For years Anna could not find work in her hometown. A very kind person offered her a job on a mushroom farm abroad. All Anna had to do was borrow some money, pay a few fees and hand over her passport. They would take care of the rest.
Anna worked in terrible conditions on the mushroom farm. She was intimidated and physically abused. The employer withheld her wages, saying she owed them money.
One day, the police raided the farm.
The police arrested all of the workers. They were held in detention for having false passports and no working permits.
The police knew Anna had been trafficked and gave her the choice: press charges, or go to jail. But it wasn’t so easy. The traffickers had threatened to hurt Anna’s family.
Anna had no money for a lawyer to help her. And the traffickers’ lawyers claimed she was lying and had violated the law.
The judge could not find enough evidence to charge the traffickers. Anna was told she had to leave the country.
But there was a problem. Anna could not pay back the money she had borrowed to go abroad. So she stayed. A family employed her as a domestic worker. They exploited her, but she was too scared to go to the police. She was trapped...
The police arrested the owners of the mushroom farm and interviewed the workers.

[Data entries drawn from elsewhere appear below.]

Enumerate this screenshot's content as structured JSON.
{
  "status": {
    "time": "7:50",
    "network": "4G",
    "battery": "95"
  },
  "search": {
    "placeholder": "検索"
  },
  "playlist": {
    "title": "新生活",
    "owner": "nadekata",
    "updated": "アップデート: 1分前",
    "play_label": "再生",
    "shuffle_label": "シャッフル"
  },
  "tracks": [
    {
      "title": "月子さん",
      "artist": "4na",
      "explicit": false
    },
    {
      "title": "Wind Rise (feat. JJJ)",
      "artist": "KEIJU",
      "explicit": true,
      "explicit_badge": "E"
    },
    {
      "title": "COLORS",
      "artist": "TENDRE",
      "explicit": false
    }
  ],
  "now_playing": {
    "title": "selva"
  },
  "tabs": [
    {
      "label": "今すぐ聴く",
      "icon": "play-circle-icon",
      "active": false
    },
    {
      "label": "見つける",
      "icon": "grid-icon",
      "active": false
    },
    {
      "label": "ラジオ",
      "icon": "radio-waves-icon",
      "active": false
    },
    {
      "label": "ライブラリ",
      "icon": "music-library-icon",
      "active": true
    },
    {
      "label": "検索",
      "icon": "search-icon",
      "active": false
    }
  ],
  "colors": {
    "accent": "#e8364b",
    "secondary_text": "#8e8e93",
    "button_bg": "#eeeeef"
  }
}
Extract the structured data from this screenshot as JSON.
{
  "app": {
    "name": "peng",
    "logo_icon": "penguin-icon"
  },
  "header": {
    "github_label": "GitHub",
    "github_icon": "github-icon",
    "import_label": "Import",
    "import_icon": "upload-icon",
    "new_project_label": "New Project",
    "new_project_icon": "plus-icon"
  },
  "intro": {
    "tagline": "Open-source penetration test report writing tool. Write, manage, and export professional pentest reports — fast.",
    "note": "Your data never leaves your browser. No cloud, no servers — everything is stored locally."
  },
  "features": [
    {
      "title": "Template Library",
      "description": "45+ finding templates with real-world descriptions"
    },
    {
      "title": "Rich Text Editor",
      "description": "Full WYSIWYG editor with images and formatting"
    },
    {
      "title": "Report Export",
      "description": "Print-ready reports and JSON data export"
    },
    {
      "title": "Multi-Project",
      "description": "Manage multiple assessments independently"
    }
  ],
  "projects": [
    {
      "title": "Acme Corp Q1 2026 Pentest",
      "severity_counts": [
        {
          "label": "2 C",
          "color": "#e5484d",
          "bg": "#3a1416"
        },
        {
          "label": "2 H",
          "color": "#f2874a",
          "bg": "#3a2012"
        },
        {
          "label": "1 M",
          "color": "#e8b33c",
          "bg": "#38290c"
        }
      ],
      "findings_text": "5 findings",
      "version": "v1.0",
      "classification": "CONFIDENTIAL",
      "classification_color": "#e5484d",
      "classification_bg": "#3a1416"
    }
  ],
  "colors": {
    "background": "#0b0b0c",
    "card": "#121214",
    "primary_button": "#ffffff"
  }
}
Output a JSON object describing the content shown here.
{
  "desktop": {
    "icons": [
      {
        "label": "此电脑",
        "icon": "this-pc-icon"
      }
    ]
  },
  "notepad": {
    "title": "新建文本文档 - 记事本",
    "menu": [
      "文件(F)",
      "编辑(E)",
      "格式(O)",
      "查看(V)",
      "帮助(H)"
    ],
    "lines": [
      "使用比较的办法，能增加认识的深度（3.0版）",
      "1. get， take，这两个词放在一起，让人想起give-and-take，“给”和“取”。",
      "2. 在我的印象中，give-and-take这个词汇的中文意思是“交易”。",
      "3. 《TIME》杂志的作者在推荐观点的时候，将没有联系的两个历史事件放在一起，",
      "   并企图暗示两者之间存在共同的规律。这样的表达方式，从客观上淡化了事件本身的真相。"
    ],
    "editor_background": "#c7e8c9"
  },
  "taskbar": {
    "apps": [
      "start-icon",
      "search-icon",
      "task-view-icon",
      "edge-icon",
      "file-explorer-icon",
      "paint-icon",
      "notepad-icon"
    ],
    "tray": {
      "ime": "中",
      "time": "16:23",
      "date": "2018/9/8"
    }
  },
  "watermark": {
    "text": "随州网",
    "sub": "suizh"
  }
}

As Anna was a victim of human trafficking, the police referred her to an NGO. They arranged shelter and a free lawyer.
At first, she was too scared to give evidence. She remembered her employer threatening to hurt her family. She was also worried about having a false passport. Her lawyer explained that, because she was trafficked, she would not be punished for this.
With the support of her lawyer and time to recover in the shelter, Anna felt much more secure. After a month, she decided to press charges.
The traffickers were prosecuted. And Anna was granted compensation for her unpaid wages.
She used this to pay back her debts and start a small enterprise back in her hometown.